Categorized | Arkansas News Bureau, News

Court clears way for Williams execution; AG in no rush

By John Lyon
Arkansas News Bureau

LITTLE ROCK — The state Supreme Court today ordered a lower court to dismiss a lawsuit that had effectively put executions on hold in Arkansas.

In a unanimous decision, the state’s highest court ruled that Frank Williams Jr.’s lawsuit against the Arkansas Department of Correction is moot and directed a Pulaski County circuit judge to dismiss the lawsuit and lift an injunction on Williams’ execution.

Chief Deputy Attorney General Justin Allen said today it may be a month or more before the attorney general’s office is ready to ask Gov. Mike Beebe to set an execution date for Williams. Allen said Williams could ask the state Supreme Court to reconsider its ruling or he could ask the U.S. Supreme Court to hear his case.

Jennifer Horan of the federal public defenders office in Little Rock said the office would have no comment on today’s ruling.

Williams, sentenced to die for the October 1992 slaying of Lafayette County farmer Clyde Spence, filed his lawsuit last year. He alleged the Department of Correction failed to comply with the Arkansas Administrative Procedures Act when it adopted rules regarding lethal injection without subjecting the rules to public review and accepting public comments, as required by the act.

In August 2008, a Pulaski County circuit judge ruled in favor of Williams and granted an injunction blocking his execution. The attorney general’s office has not sought execution dates for any death-row inmates while Williams’ case has been pending.

Earlier this year, the state Legislature approved Act 1296 of 2009, which writes the state’s lethal projection procedure into law and declares that the procedure is exempt from the Administrative Procedures Act.

In its appeal of the circuit judge’s ruling, the state attorney general’s office argued that the new law rendered Williams’ arguments moot. Williams argued that the law does not specifically state that it is to be applied retroactively, to people sentenced to death before it went into effect.

Williams also claimed the law is flawed because it is not specific enough in setting out the lethal injection procedure. The law leaves him in uncertainty as to whether he will be subjected to a manner of execution that causes pain, thereby increasing his punishment, he argued.

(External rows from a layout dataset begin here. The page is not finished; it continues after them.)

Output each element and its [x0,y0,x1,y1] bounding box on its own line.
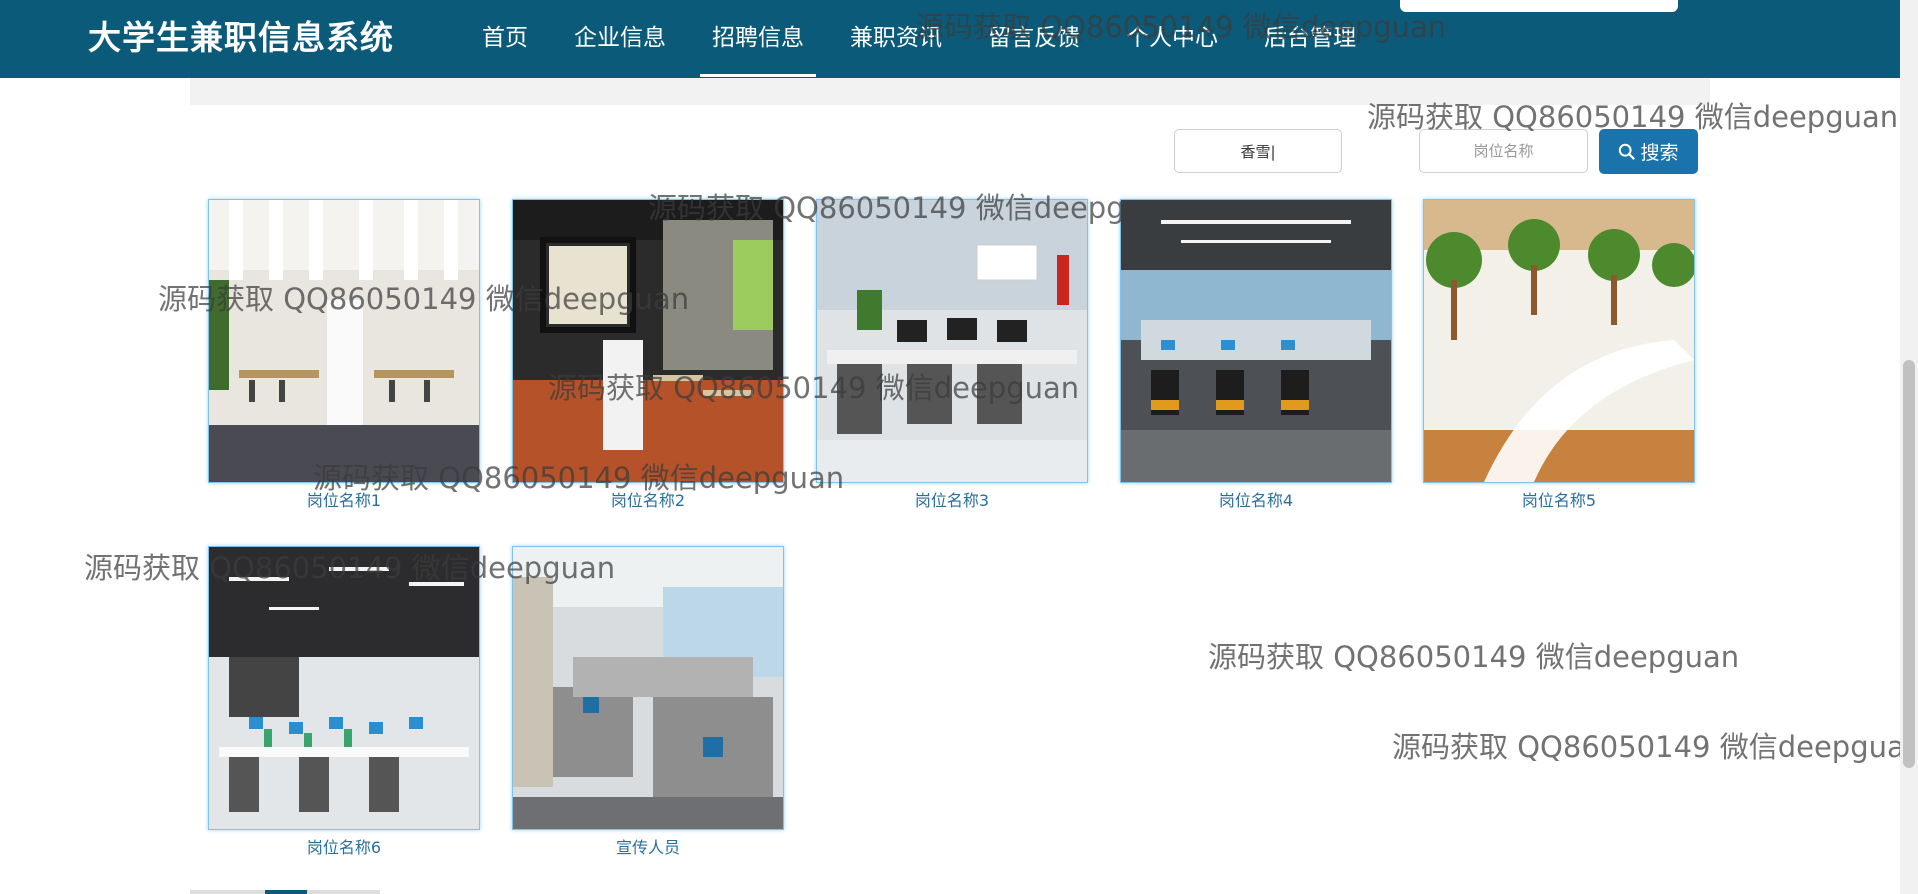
page-scrollbar[interactable] [1900,0,1918,894]
job-title[interactable]: 宣传人员 [512,838,784,858]
pagination [190,890,380,894]
job-title[interactable]: 岗位名称5 [1423,491,1695,511]
banner-bottom-strip [190,78,1710,105]
job-photo-green-lounge[interactable] [1423,199,1695,483]
job-title[interactable]: 岗位名称2 [512,491,784,511]
job-photo-workstation-office[interactable] [816,199,1088,483]
nav-admin[interactable]: 后台管理 [1252,0,1368,78]
job-title[interactable]: 岗位名称1 [208,491,480,511]
job-photo-cubicle-office[interactable] [1120,199,1392,483]
app-title[interactable]: 大学生兼职信息系统 [88,18,394,58]
job-card[interactable]: 岗位名称4 [1120,199,1392,511]
nav-personal-center[interactable]: 个人中心 [1114,0,1230,78]
job-photo-bright-office[interactable] [208,199,480,483]
job-photo-cafe-office[interactable] [512,199,784,483]
nav-recruitment-info[interactable]: 招聘信息 [700,0,816,78]
job-title[interactable]: 岗位名称3 [816,491,1088,511]
job-card[interactable]: 岗位名称6 [208,546,480,858]
nav-parttime-news[interactable]: 兼职资讯 [838,0,954,78]
job-card[interactable]: 岗位名称2 [512,199,784,511]
pagination-current[interactable] [265,890,307,894]
job-card[interactable]: 岗位名称1 [208,199,480,511]
job-card[interactable]: 岗位名称3 [816,199,1088,511]
job-photo-openplan-office[interactable] [208,546,480,830]
search-button-label: 搜索 [1640,142,1679,164]
nav-feedback[interactable]: 留言反馈 [976,0,1092,78]
position-name-input[interactable] [1419,129,1588,173]
scrollbar-thumb[interactable] [1903,360,1915,768]
job-card[interactable]: 宣传人员 [512,546,784,858]
job-title[interactable]: 岗位名称4 [1120,491,1392,511]
job-title[interactable]: 岗位名称6 [208,838,480,858]
watermark-text: 源码获取 QQ86050149 微信deepguan [1208,640,1740,674]
job-photo-partition-office[interactable] [512,546,784,830]
browser-toolbar-fragment [1400,0,1678,12]
main-nav: 首页 企业信息 招聘信息 兼职资讯 留言反馈 个人中心 后台管理 [470,0,1390,78]
search-button[interactable]: 搜索 [1599,129,1698,174]
company-search-input[interactable] [1174,129,1342,173]
nav-company-info[interactable]: 企业信息 [562,0,678,78]
watermark-text: 源码获取 QQ86050149 微信deepguan [1392,730,1918,764]
nav-home[interactable]: 首页 [470,0,540,78]
job-card[interactable]: 岗位名称5 [1423,199,1695,511]
search-icon [1619,143,1636,160]
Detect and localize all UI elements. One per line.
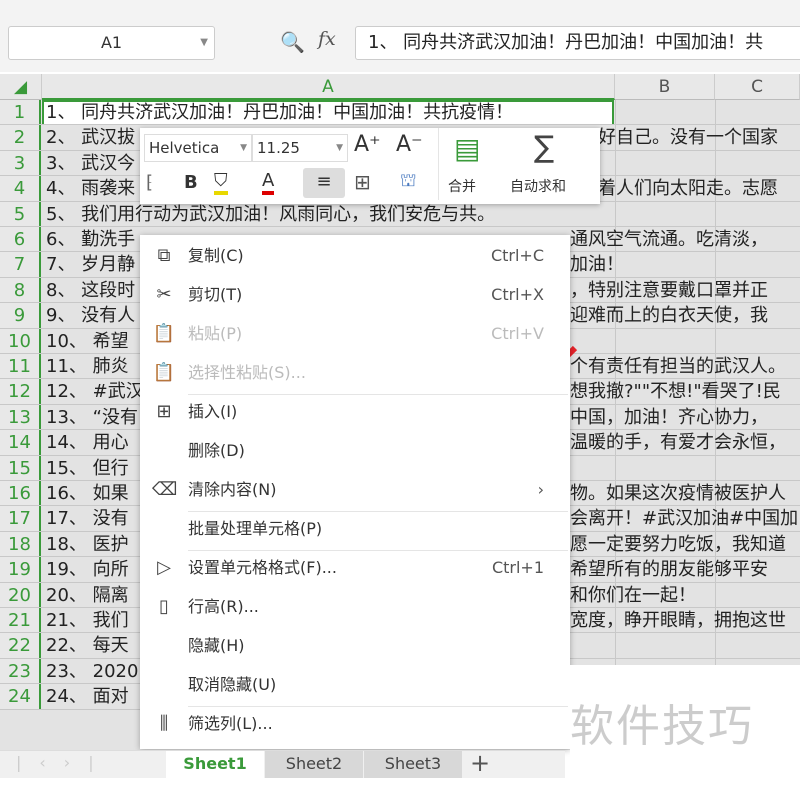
insert-icon: ⊞: [156, 401, 172, 422]
menu-item[interactable]: 隐藏(H): [140, 627, 570, 666]
menu-item[interactable]: 删除(D): [140, 432, 570, 471]
context-menu: ⧉ 复制(C) Ctrl+C ✂ 剪切(T) Ctrl+X 📋 粘贴(P) Ctrl+V 📋 选择性…: [140, 235, 570, 749]
menu-item[interactable]: ✂ 剪切(T) Ctrl+X: [140, 276, 570, 315]
menu-item[interactable]: 📋 选择性粘贴(S)...: [140, 354, 570, 393]
sheet-nav-icons[interactable]: |‹›|: [16, 753, 112, 772]
cut-icon: ✂: [156, 284, 172, 305]
menu-item-label: 删除(D): [188, 441, 245, 460]
menu-item-label: 设置单元格格式(F)...: [188, 558, 337, 577]
menu-item-label: 复制(C): [188, 246, 244, 265]
filter-column-icon: ⫼: [159, 713, 169, 734]
font-color-icon[interactable]: A: [262, 170, 275, 195]
menu-item[interactable]: ⫼ 筛选列(L)...: [140, 705, 570, 744]
menu-item-label: 选择性粘贴(S)...: [188, 363, 306, 382]
watermark: 软件技巧: [570, 701, 754, 752]
font-size-select[interactable]: 11.25 ▼: [252, 134, 348, 162]
autosum-button[interactable]: 自动求和: [510, 176, 566, 196]
format-cells-icon: ▷: [157, 557, 171, 578]
sheet-tabs: |‹›| Sheet1 Sheet2 Sheet3 +: [0, 749, 565, 778]
menu-shortcut: Ctrl+X: [491, 285, 544, 304]
menu-item[interactable]: ▯ 行高(R)...: [140, 588, 570, 627]
tab-sheet1[interactable]: Sheet1: [166, 751, 264, 778]
menu-item[interactable]: 📋 粘贴(P) Ctrl+V: [140, 315, 570, 354]
menu-shortcut: Ctrl+V: [491, 324, 544, 343]
border-icon[interactable]: ⊞: [354, 170, 371, 194]
menu-item-label: 插入(I): [188, 402, 238, 421]
mini-toolbar: Helvetica ▼ 11.25 ▼ A⁺ A⁻ ⁅ B ⛉ A ≡ ⊞ ⛫ ▤ …: [140, 128, 600, 204]
row-height-icon: ▯: [159, 596, 169, 617]
menu-item[interactable]: ⊞ 插入(I): [140, 393, 570, 432]
menu-item-label: 隐藏(H): [188, 636, 245, 655]
menu-item[interactable]: ⌫ 清除内容(N) ›: [140, 471, 570, 510]
bold-icon[interactable]: B: [184, 172, 198, 193]
menu-item-label: 批量处理单元格(P): [188, 519, 323, 538]
divider: [438, 128, 439, 200]
menu-item-label: 剪切(T): [188, 285, 243, 304]
menu-shortcut: Ctrl+1: [491, 558, 544, 577]
menu-shortcut: ›: [537, 480, 544, 499]
menu-item-label: 粘贴(P): [188, 324, 243, 343]
decrease-font-icon[interactable]: A⁻: [396, 132, 423, 157]
menu-item-label: 筛选列(L)...: [188, 714, 273, 733]
fill-color-icon[interactable]: ⛉: [214, 170, 228, 195]
menu-item[interactable]: 取消隐藏(U): [140, 666, 570, 705]
font-select[interactable]: Helvetica ▼: [144, 134, 252, 162]
wrap-icon[interactable]: ⁅: [146, 172, 153, 193]
paste-icon: 📋: [152, 323, 176, 344]
menu-item-label: 行高(R)...: [188, 597, 259, 616]
paste-special-icon: 📋: [152, 362, 176, 383]
menu-item-label: 清除内容(N): [188, 480, 277, 499]
menu-item[interactable]: ▷ 设置单元格格式(F)... Ctrl+1: [140, 549, 570, 588]
clear-icon: ⌫: [152, 479, 178, 500]
tab-sheet2[interactable]: Sheet2: [265, 751, 363, 778]
align-icon[interactable]: ≡: [303, 168, 345, 198]
menu-shortcut: Ctrl+C: [490, 246, 544, 265]
tab-sheet3[interactable]: Sheet3: [364, 751, 462, 778]
add-sheet-button[interactable]: +: [470, 749, 490, 777]
sum-icon[interactable]: ∑: [534, 130, 554, 165]
menu-item[interactable]: 批量处理单元格(P): [140, 510, 570, 549]
increase-font-icon[interactable]: A⁺: [354, 132, 381, 157]
menu-item-label: 取消隐藏(U): [188, 675, 277, 694]
format-painter-icon[interactable]: ⛫: [400, 170, 417, 194]
copy-icon: ⧉: [157, 245, 171, 266]
merge-icon[interactable]: ▤: [454, 132, 480, 165]
merge-button[interactable]: 合并: [448, 176, 476, 196]
menu-item[interactable]: ⧉ 复制(C) Ctrl+C: [140, 237, 570, 276]
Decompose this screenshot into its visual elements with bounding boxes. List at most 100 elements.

In its opinion today, the Supreme Court said retroactivity is not an issue.

“There was no need for the General Assembly to state that the act may be applied retroactively, because the act will not be ‘retroactively’ applied but will instead apply to all executions held after the act’s enactment, including Williams’,” Justice Jim Gunter wrote in the opinion.

Because it found that the law applies to Williams and renders his lawsuit moot, the court said it did not need to consider his other arguments.

Though Williams still has appeal options, three other death-row inmates in the state have exhausted all appeals, Allen said.

“As to those three, there is nothing in place to stop an execution date from being set, and I expect one or more of them will have execution dates set in the not-too-distant future,” he said.

Williams and three other death-row inmates have an appeal pending before the 8th U.S. Circuit Court of Appeals that challenges the constitutionality of lethal injection in Arkansas, but no stays of execution have been imposed in that case, Allen said.